What craft elements do you think are your strong suit, and what would you like to be better at?
Steve Stern: I am especially deft at undermining crucial dramatic moments with warmed-over third-rate jokes, and I wish I could cut it out.
A.M. Homes: Dialogue—I learned the power of a single line from playwrights Edward Albee, Harold Pinter, Caryl Churchill. I love listening to people talk, noticing how they reveal their “true” selves through language. I started off as a playwright and hope to return to the form as I find it to be the most powerful. What would I like to be better at—narration. I always forget to write about the trees, the background, the lamps on the table. A little more narration would be helpful. And I am mindful of the many ways in which place informs a story and I’d like to lean into that more.
Talia Lakshmi Kolluri: I think my biggest strength is in writing emotional depth into all my stories. The thing I hear most about my work is that I make people cry. I’m not convinced that this is a bad thing. I think crying is a welling up of intense emotion and comes with all sorts of feelings. And I’m really grateful that I’m able to make readers feel emotion. I would, however, like to get better at dialogue.
Hua Hsu: I’m good at figuring out how long a paragraph needs to be. I need to write more during the daytime because late at night things can get dramatic and weird.
Chelsea Martin: I’m good at setting up a whole vibe. I could probably stand to think about “craft” more.
How do you contend with the hubris of thinking anyone has or should have any interest in what you have to say about anything?
Hua Hsu: A friend came up with the idea of the “negative threshold”—a book that you keep on your desk not to inspire you but simply to remind you that plenty of people produce mediocre works, and that’s fine, you can do that too.
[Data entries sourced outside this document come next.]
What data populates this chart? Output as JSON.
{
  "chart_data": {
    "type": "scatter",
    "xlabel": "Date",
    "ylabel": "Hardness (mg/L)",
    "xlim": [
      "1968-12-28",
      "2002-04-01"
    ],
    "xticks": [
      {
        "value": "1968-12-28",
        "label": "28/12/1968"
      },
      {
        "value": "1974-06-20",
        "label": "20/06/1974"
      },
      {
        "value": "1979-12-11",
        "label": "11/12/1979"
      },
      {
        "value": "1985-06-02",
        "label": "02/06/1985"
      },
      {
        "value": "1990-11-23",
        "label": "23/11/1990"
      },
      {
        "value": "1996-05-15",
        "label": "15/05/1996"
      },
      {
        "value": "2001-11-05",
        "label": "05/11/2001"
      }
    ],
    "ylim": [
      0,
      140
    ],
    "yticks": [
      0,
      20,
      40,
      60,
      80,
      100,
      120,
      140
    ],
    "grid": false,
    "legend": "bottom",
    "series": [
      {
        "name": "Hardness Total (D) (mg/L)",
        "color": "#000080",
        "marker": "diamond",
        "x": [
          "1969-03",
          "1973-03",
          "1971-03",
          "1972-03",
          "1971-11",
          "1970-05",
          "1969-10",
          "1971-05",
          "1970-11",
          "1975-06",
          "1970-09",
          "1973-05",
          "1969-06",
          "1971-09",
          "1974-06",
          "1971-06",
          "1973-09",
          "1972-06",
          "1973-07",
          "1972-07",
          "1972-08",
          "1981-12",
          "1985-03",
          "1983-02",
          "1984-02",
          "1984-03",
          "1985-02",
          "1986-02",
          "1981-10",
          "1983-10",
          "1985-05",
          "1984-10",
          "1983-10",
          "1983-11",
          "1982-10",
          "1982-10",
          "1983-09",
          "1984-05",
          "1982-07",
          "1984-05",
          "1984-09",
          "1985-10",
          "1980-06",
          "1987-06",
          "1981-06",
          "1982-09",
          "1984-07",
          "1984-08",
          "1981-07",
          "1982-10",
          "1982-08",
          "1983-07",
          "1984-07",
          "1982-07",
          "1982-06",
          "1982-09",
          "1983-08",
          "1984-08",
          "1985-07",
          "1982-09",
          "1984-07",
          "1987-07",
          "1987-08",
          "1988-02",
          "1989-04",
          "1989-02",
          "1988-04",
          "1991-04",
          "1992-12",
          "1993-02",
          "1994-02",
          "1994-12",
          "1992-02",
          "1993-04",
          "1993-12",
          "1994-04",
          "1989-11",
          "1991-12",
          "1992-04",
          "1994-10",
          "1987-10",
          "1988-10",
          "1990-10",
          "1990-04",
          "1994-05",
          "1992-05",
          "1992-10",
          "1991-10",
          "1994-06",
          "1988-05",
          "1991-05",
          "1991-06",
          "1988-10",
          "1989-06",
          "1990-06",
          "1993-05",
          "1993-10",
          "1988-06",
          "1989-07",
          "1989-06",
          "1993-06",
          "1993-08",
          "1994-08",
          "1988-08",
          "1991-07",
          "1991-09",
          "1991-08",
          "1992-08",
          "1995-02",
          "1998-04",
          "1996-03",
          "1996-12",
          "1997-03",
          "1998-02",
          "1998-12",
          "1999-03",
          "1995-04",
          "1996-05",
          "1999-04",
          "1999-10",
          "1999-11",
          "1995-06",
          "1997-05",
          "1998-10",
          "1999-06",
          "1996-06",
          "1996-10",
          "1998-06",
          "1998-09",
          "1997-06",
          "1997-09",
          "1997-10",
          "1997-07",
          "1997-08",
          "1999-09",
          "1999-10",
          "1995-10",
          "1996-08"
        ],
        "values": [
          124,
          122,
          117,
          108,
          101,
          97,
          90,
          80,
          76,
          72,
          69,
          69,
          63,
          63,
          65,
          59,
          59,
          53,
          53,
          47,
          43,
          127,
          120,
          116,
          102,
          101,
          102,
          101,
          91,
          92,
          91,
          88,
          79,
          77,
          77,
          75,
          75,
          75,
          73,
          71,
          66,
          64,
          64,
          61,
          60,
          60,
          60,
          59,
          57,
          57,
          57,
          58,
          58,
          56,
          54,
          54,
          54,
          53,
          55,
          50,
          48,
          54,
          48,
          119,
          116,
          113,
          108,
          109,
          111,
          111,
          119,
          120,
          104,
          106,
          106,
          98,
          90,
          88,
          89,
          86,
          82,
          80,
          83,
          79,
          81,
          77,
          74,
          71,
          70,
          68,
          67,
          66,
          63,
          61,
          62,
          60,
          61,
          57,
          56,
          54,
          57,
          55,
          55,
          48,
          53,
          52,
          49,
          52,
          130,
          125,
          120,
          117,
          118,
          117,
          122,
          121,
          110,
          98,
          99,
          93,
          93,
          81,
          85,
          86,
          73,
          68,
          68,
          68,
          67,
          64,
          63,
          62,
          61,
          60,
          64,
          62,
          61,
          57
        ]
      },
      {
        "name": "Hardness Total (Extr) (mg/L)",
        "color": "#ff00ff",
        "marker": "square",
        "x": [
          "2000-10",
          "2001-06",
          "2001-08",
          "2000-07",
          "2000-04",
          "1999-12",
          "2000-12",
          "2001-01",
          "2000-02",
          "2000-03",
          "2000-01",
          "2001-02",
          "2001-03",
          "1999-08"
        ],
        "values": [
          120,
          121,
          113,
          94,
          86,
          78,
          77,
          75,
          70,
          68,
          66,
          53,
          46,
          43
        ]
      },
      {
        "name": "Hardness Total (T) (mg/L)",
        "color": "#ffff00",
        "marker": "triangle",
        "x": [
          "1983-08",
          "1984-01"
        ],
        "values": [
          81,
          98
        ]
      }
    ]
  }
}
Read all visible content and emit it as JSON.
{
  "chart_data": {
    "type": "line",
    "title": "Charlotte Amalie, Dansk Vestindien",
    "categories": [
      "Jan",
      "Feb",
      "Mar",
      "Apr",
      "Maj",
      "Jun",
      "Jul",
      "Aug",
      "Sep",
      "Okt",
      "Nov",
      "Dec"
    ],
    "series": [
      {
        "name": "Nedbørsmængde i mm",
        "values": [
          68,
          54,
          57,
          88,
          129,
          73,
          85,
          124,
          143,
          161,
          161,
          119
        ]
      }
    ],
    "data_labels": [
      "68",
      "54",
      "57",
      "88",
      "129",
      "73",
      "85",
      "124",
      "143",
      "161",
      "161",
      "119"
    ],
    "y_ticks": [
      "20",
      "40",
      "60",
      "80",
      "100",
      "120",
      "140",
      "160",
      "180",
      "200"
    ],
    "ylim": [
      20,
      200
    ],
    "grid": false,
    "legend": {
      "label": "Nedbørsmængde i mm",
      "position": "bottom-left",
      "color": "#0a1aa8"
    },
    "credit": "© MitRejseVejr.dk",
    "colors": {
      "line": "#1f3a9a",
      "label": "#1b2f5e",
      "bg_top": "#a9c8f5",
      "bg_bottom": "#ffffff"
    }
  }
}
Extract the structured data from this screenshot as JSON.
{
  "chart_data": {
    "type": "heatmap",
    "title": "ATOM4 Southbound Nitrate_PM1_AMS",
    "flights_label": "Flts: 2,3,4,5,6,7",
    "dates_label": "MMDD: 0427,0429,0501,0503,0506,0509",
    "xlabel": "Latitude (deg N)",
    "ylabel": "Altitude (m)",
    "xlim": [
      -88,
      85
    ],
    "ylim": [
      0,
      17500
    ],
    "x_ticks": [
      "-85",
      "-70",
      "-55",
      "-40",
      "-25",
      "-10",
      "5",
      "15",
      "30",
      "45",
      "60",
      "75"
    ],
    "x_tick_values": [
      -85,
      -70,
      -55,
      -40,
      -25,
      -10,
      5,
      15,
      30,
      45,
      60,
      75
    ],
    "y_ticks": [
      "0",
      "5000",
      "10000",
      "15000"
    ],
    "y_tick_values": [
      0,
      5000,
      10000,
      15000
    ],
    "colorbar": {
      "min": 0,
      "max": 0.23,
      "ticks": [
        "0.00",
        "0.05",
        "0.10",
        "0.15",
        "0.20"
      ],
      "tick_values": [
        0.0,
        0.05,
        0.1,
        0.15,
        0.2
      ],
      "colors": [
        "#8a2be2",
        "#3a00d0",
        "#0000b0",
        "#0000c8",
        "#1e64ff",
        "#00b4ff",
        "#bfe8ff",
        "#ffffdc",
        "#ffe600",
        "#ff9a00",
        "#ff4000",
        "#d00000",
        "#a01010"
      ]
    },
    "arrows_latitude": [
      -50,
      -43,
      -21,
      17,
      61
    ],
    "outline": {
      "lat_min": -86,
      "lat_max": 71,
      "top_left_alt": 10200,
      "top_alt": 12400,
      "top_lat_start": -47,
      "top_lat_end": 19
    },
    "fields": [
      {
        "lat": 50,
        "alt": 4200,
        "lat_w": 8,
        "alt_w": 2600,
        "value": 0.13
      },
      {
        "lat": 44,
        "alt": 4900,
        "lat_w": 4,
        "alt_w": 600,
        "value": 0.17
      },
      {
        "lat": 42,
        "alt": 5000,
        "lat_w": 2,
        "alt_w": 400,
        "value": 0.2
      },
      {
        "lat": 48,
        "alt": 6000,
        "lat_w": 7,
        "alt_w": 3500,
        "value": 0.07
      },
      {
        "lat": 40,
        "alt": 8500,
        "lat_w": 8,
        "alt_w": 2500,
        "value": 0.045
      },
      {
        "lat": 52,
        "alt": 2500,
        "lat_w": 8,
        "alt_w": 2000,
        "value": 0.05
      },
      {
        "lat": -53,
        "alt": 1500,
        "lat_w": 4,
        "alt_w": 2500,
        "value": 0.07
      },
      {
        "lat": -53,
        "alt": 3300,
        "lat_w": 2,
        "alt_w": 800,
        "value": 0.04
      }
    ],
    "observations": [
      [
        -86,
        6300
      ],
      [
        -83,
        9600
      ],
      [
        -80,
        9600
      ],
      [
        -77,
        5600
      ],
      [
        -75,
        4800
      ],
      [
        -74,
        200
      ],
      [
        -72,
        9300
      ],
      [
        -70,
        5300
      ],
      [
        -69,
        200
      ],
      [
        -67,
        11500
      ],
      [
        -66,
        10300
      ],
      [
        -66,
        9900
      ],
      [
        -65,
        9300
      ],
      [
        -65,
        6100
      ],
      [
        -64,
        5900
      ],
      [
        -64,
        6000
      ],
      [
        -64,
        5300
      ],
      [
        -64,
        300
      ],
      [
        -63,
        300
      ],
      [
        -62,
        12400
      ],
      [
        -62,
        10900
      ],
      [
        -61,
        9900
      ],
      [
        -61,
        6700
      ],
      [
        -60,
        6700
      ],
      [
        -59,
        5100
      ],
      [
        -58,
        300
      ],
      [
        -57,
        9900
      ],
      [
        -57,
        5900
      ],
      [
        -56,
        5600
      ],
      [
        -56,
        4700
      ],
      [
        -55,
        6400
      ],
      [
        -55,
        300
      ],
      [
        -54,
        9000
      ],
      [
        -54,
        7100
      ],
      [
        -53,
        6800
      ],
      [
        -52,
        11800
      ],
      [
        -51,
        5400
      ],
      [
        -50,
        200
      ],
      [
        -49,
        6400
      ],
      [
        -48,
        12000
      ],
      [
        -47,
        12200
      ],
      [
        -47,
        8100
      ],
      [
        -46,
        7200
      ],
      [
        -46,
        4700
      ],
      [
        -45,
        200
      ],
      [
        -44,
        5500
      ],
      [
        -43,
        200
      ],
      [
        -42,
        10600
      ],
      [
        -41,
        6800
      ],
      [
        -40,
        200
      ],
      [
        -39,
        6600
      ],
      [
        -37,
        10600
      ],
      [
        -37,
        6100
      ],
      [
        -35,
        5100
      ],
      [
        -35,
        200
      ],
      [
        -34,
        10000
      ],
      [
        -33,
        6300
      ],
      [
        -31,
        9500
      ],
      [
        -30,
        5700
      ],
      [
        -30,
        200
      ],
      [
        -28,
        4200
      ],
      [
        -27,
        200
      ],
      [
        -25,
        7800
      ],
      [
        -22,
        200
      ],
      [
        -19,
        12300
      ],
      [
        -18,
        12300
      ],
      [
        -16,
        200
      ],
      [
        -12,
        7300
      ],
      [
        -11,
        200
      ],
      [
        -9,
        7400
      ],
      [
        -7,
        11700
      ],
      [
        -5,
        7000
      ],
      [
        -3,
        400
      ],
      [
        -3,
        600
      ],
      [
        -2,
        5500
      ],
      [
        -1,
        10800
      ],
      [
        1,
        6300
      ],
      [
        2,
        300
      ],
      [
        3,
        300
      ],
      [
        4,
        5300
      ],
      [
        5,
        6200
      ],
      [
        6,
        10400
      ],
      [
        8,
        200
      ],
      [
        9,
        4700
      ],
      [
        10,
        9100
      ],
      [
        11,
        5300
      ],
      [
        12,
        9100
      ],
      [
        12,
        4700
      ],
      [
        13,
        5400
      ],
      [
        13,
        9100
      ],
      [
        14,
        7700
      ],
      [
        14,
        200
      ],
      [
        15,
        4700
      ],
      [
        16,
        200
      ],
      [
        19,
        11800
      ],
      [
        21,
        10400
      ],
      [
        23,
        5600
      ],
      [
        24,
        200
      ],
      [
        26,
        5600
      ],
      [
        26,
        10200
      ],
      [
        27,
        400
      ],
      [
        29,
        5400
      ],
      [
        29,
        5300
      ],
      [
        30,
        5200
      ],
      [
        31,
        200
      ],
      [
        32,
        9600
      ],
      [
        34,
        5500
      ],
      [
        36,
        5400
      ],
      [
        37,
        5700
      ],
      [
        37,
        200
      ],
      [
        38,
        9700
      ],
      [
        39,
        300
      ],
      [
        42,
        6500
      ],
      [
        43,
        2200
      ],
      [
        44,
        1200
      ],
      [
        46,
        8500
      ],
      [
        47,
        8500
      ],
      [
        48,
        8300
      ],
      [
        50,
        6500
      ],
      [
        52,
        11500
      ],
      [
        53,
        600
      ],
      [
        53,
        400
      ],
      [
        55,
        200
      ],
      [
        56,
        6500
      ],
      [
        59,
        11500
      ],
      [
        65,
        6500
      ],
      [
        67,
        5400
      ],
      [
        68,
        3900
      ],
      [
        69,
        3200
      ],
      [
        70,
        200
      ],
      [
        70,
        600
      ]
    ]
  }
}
Steve Stern: Not my problem. Like Kafka, I stand quietly in a corner, content that I can breathe.
A.M. Homes: I don’t assume anyone has any interest. As someone who has lived a life on the periphery with their very existence deemed illegitimate from birth, I have no hubris, just an excess of depression and self-doubt.
Chelsea Martin: You’re the one asking me questions.
Talia Lakshmi Kolluri: I think I contend with it by assuming that nobody has any interest in what I have to say about anything which is why it’s always a nice surprise when people do! I wrote this book because I needed to write it. That’s the only reason I ever write anything, because the words must leave me through some avenue. Nobody is required to be interested in them at all. But if they are, I hope it’s because they needed to read them, and that they were helpful in some way.